Sabina, por el contrario, encuentra para sí la cifra sagrada de la experiencia
amorosa justo en ese poblado vértigo, esa plural vorágine de nombres, rostros y
cuerpos, que son todos distintos: cada uno a la vez tanto huella singular de la
efímera vivencia específica que signa, como sustancia perdurable del eterno
deseo (sólo a través de los amores, el amor). En el fondo, tanto el poeta
cubano como el cantautor andaluz están hablando de lo mismo. No se trata de un
problema de cuantificación, sino de sentido.
Para Martí, la más radical
alternativa de claustrofóbico extravío consiste en hacer del amor una copa que
se apura o se derrama con avidez indiferente. Y el oxímoron deja de ser tal si
pensamos no en la época desde la cual escribe el entrañable maestro antillano,
sino en la nuestra propia, cúspide de un frenesí consumista tan acelerado que
aproxima hasta la confusión y el ensimismamiento las nociones de urgente
tentación y de negligente hastío. Con la más indiferente de las avideces, con
la más ávida de las indiferencias: así mira Martí que tiende a amarse en los
tiempos de gorja y rapidez que le ha corrido en suerte transitar.
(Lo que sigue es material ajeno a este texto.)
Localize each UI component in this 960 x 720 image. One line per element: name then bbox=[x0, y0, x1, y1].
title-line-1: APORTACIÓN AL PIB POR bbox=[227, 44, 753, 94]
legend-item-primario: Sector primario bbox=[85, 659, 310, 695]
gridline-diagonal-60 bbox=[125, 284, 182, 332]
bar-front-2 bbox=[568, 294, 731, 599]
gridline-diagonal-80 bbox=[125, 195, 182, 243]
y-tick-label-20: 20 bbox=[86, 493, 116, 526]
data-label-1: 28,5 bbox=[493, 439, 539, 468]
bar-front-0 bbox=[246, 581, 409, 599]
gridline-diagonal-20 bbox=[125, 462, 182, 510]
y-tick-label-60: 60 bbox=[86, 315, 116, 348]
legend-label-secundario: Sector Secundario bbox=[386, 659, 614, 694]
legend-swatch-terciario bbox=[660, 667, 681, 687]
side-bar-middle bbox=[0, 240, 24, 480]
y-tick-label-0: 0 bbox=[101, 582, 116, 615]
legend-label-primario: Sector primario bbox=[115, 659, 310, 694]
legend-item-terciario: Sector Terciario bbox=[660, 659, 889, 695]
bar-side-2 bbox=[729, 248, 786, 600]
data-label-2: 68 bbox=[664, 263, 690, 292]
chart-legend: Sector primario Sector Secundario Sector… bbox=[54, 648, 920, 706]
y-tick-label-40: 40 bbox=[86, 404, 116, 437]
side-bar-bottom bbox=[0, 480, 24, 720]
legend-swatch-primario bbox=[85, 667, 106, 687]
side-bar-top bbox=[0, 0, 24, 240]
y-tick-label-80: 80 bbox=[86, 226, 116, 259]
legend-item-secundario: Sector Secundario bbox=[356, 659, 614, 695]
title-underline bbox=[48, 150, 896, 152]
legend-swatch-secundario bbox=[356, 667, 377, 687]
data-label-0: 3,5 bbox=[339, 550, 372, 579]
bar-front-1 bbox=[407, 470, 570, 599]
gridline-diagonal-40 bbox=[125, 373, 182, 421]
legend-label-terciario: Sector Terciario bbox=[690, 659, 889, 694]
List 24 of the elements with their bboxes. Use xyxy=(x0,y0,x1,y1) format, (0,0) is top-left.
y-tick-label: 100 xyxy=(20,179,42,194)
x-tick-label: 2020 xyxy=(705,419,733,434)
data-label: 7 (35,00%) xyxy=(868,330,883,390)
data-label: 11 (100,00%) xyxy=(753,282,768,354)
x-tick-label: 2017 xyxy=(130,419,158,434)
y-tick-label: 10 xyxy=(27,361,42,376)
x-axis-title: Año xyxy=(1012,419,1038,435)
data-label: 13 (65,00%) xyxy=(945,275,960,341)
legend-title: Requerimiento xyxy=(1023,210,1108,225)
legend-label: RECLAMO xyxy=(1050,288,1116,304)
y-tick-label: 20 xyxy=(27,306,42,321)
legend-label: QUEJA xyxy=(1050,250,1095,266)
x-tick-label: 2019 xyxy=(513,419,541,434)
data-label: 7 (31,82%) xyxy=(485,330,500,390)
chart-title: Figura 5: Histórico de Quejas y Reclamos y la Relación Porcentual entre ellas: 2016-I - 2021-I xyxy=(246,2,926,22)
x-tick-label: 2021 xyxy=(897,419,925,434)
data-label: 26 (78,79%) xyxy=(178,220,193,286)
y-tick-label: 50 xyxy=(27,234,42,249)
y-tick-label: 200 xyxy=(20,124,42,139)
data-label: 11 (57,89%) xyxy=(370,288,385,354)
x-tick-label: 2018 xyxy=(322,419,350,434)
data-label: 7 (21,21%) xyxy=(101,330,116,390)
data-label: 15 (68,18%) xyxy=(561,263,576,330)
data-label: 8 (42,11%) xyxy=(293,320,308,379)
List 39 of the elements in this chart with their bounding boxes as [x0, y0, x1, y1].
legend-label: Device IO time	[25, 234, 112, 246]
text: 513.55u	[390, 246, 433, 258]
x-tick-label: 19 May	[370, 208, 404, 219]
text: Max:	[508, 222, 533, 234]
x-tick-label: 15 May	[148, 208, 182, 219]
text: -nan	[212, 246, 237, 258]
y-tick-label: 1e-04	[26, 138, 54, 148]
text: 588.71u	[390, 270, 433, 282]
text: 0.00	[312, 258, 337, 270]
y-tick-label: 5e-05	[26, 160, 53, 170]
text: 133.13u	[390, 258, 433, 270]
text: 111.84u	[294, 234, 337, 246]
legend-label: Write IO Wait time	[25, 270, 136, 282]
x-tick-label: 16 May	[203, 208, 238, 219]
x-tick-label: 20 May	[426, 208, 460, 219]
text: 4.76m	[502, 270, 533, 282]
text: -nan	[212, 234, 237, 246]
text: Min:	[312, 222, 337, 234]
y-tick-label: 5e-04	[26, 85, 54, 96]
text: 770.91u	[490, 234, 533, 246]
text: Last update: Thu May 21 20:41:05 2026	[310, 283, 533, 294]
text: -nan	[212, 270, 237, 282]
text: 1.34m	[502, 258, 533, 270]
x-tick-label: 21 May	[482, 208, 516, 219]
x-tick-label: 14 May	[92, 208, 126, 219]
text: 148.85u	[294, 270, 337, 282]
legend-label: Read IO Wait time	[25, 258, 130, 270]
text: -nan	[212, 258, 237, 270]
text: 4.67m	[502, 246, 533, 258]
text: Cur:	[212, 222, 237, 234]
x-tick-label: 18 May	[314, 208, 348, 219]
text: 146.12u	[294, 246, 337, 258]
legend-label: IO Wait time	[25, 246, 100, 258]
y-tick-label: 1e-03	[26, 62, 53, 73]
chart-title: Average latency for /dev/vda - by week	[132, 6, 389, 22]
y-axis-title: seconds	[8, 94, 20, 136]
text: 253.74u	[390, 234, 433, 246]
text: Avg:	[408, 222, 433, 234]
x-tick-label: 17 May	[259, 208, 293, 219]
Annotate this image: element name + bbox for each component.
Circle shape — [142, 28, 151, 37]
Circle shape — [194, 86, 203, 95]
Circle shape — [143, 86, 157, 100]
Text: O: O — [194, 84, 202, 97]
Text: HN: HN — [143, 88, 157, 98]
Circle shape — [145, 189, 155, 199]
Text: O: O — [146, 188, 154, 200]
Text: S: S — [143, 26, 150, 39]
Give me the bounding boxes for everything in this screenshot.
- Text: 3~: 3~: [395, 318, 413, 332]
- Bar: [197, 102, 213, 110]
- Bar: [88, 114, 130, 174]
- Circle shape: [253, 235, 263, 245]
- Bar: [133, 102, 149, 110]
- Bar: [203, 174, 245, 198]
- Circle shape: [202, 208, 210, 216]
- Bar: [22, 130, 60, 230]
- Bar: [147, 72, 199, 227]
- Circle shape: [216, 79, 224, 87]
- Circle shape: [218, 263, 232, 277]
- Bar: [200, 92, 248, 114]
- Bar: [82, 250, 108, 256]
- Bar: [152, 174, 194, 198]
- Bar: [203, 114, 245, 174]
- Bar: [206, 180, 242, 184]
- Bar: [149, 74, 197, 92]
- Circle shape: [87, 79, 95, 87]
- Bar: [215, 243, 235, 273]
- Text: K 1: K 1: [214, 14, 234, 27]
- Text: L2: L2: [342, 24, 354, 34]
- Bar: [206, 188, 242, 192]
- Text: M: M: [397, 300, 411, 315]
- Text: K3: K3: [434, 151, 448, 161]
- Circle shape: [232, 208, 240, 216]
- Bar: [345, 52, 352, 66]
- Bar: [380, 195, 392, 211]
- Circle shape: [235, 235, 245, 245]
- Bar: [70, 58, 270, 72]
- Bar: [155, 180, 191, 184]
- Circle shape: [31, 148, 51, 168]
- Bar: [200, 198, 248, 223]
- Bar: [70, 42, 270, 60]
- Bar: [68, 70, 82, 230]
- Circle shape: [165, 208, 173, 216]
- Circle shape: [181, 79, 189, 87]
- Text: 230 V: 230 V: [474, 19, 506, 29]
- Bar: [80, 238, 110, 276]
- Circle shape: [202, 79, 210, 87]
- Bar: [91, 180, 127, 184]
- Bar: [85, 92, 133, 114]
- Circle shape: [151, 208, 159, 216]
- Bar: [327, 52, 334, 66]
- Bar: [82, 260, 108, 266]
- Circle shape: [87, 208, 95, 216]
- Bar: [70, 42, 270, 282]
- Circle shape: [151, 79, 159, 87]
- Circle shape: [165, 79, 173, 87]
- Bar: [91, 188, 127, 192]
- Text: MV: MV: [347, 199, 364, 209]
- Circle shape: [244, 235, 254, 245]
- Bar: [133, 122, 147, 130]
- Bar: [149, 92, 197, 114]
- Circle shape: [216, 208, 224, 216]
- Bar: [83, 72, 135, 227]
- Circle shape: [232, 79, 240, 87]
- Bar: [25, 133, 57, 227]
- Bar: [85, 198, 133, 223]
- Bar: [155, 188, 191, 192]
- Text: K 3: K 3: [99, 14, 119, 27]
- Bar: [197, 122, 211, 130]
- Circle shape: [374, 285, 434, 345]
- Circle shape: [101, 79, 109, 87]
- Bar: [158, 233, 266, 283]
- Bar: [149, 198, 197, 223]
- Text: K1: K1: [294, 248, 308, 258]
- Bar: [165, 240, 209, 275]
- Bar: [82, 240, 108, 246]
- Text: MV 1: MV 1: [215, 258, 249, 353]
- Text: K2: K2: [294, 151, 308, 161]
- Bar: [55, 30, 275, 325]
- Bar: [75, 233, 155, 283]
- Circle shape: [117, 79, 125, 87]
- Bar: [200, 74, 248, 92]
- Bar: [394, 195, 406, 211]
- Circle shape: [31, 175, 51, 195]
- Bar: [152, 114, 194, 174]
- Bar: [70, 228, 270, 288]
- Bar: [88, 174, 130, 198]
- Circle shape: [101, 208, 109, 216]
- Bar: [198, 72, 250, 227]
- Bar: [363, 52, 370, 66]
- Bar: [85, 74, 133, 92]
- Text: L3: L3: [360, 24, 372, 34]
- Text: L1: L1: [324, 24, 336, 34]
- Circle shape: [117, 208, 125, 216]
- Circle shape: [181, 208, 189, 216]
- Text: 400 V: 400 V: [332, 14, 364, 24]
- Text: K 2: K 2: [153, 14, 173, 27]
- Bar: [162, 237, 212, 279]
Los más
propicios símiles para semejante malestar social e histórico le parecen por un
lado el del cazador que va de una a otra presa, reuniendo trofeos que no
interesan sino en razón de su propio cúmulo, y por otro el del catador que
arroja al suelo una interminable sucesión de copas a medio beber. Y se trata de
metáforas sin duda afortunadas para aludir al despilfarro mercantil de los
amores plurales, ofertados a manera de vistosa mercadería para el consumo. Pero
la verdad es que también pueden servir a la perfección, en idéntica medida,
para impugnar al amor singular impuesto como irrecusable y opresivo requisito
institucional. Anverso y reverso de una misma claustrofobia, es contra esta
última modalidad contra la que Sabina se rebela, no sólo con estos Peces de
ciudad (“que mordieron el anzuelo, / que bucean al ras del suelo, / que no
merecen nadar”), sino con el conjunto general de su obra.
Fuera de la lógica de la
cuantificación, hurtados a la dicotómica paradoja nihilista entre despilfarro y
usura, situados dentro de las coordenadas donde se dirimen en su más amplia
acepción los horizontes del humano sentido, ambos autores afrontan la misma
problemática y aventuran, contra lo que pudiera parecer, idéntica estrategia:
no se trata de si vives un amor o si vives mil amores, sino de cuál es el signo
de la búsqueda ulterior que a través suyo acometes.
[1] [Todas
las citas de Martí en] Martí, José. Poesía completa (edición crítica).
UNAM. México, 1998.
Imagen: Joaquín Sabina en Londres, en 1975. José Martí en Jamaica, en 1892.